Astronomy Outreach, Twitter and the RASC

How do you share your love of the night sky and astronomy adventures?  Thanks to the RASC, I have found myself with a Twitter addiction!  Unfortunately, I have many people in the club enabling  my minor infatuation, and a constant stream of  data to feed my habit.

My dependence is fed by a large community of like minded folks online, and by sometimes traveling large distances to get my fix, spending a lot of money in the meantime.  I cannot help it – the lure is too great.

I blame NASA.

In 2008, with a small group of Toronto Centre members (Phil Chow, Scott Masterton, Eric Briggs and Shawn Lee), I traveled to Florida to witness my first shuttle launch.  STS-122.  Initially  (in the interests of Can-con) the intention was to try to see STS-123 launch, with DEXTRE [1]  on board.   However, we were able to get tickets to 122, and off we went – and were able to see DEXTRE up close anyway, being packed up at the Kennedy Space Centre.  Its little robot body and appendages curled up for the ride to space.


(Dextre, at the Kennedy Space Centre)

There were so many wonderful moments during that trip, from getting out of Toronto in February, to seeing the upward plume of smoke that 7 humans rode upward into space.

I wanted to share those feelings, and in a way take the club along with us for the ride – Tweeting the experience seemed a good way to do it.  I was hooked!
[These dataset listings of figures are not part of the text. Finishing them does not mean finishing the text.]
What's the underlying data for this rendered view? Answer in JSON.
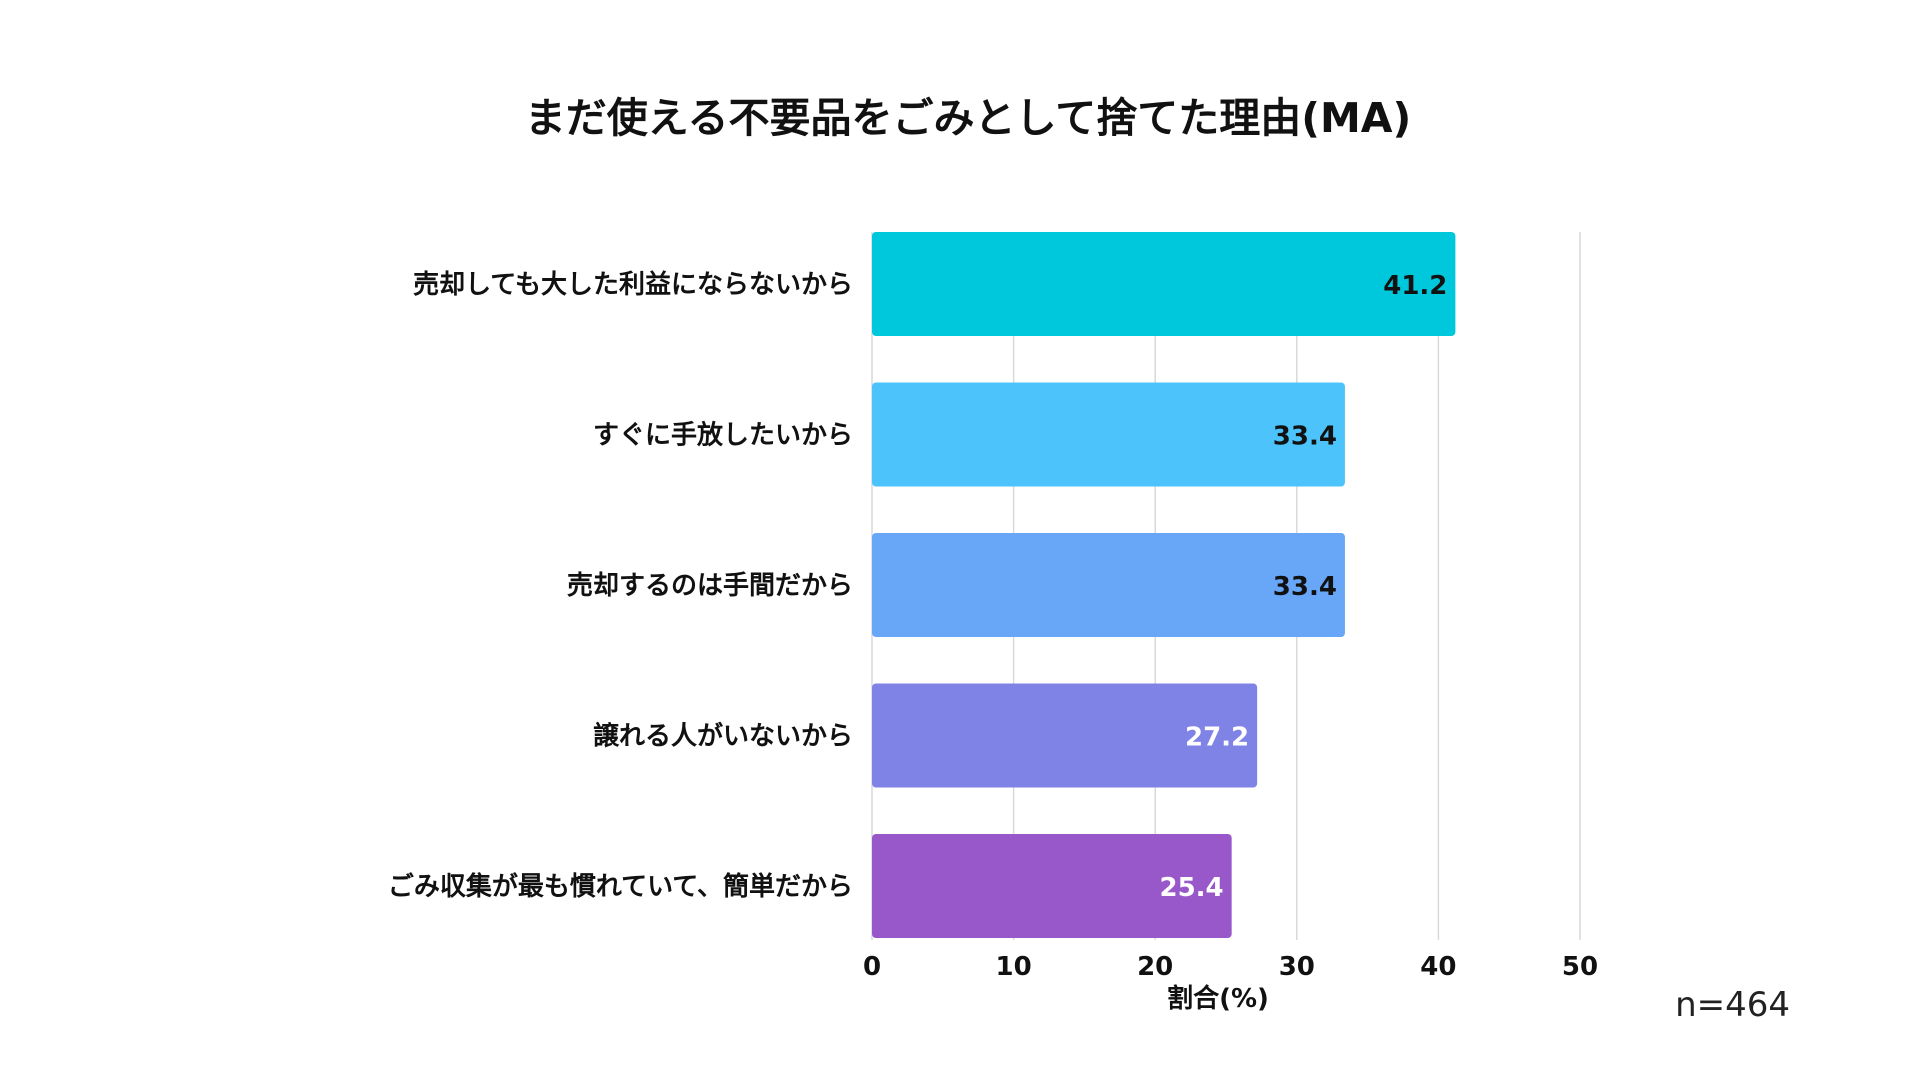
{
  "chart_data": {
    "type": "bar",
    "orientation": "horizontal",
    "title": "まだ使える不要品をごみとして捨てた理由(MA)",
    "categories": [
      "売却しても大した利益にならないから",
      "すぐに手放したいから",
      "売却するのは手間だから",
      "譲れる人がいないから",
      "ごみ収集が最も慣れていて、簡単だから"
    ],
    "values": [
      41.2,
      33.4,
      33.4,
      27.2,
      25.4
    ],
    "value_labels": [
      "41.2",
      "33.4",
      "33.4",
      "27.2",
      "25.4"
    ],
    "bar_colors": [
      "#00c8dc",
      "#4cc3fb",
      "#68a6f8",
      "#7f83e6",
      "#9858ca"
    ],
    "value_label_colors": [
      "#111111",
      "#111111",
      "#111111",
      "#ffffff",
      "#ffffff"
    ],
    "xlabel": "割合(%)",
    "ylabel": "",
    "xlim": [
      0,
      50
    ],
    "xticks": [
      "0",
      "10",
      "20",
      "30",
      "40",
      "50"
    ],
    "grid": true,
    "legend": "none",
    "note": "n=464"
  }
}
In 2009, Julie Payette launched into space.  Alas because of the scrubs, I never saw it.  Even after flying down to Florida.  Twice. (First attempt with David Parfett, Terry Leeder and Angela Barbetta, second attempt with David Parfett, Ron McNaughton and his brother)  But a few of us did have a wonderful time, and got up close and personal to the pad.  All the while, I was tweeting the experiences every step of the way.  I think my blackberry was behind my back in this picture smiley


(Terry Leeder, Katrina Ince-Lum, Angela Barbetta and David Parfett at pad 39A at the Kennedy Space Centre)

In 2010 I decided to give myself another kick at the can – one more try to see a shuttle launch live.  This time I was going to try to see a night launch, STS-130 (with Phil Chow, Leslie Harvey and David Parfett). [2] Happily there was a happy ending to that trip [3] but again I felt I had the RASC and my Twitter followers along with me, as I was sharing the experience. 

For this past year, one particular highlight was seeing the final ever shuttle launch on July 8.  But if you were to guess from Florida, you’d be wrong.  I was a guest of the Canadian Space Agency, and was watching the final ever launch from Saint-Hubert Quebec.   At a get together with Twitter followers in the real world – a tweetup!  Meeting people I’d only ever spoken to online. I was lucky to have Patrice Scattolin as my guest, and to be in a wonderful location for the final launch.  If I could not be in Florida, then Montreal would be the second best place to be for me.  We met David St. Jaques [4] and Jeremy Hansen [5], Canada’s newest astronauts.


(At the Canadian Space Agency, David St. Jacques and Jeremy Hansen)

What a thrill to be part of that with the whole Canadian Space Agency family.  Through the terminal countdown we sat, the suspense building.  The weather looked marginal – would Cathy Winters call it “green”?  At  T-31 seconds the launch countdown stopped due to a glitch and we thought it would scrub.  However it was determined  that the gaseous Oxygen Vent Arm had properly retracted after all and the flight went ahead – what a way to end shuttle launches – with a problem that had never happened before, and that will never happen again. [6]

I also tweet about astronomical events and observing closer to home, (which are often time sensitive)  be it from my backyard, Toronto Centre solar observing sessions, the Toronto Centre’s observatory in Collingwood, and the David Dunlap Observatory, which is operated by Toronto Centre volunteers [7]

Most of my Twitter followers are not RASC members – it is a great way to share astronomical information and inform all of the great work that RASC volunteers do, and can be a great tool to recruit new members.  Mostly I just tweet because it is fun.

The RASC has a couple of noteworthy Twitter feeds.!/RASC_LPA

Even though astronomy can be a solitary hobby, sharing adventures can be fun.  I advise members to search out opportunities near them.  I have made some wonderful friends through the RASC.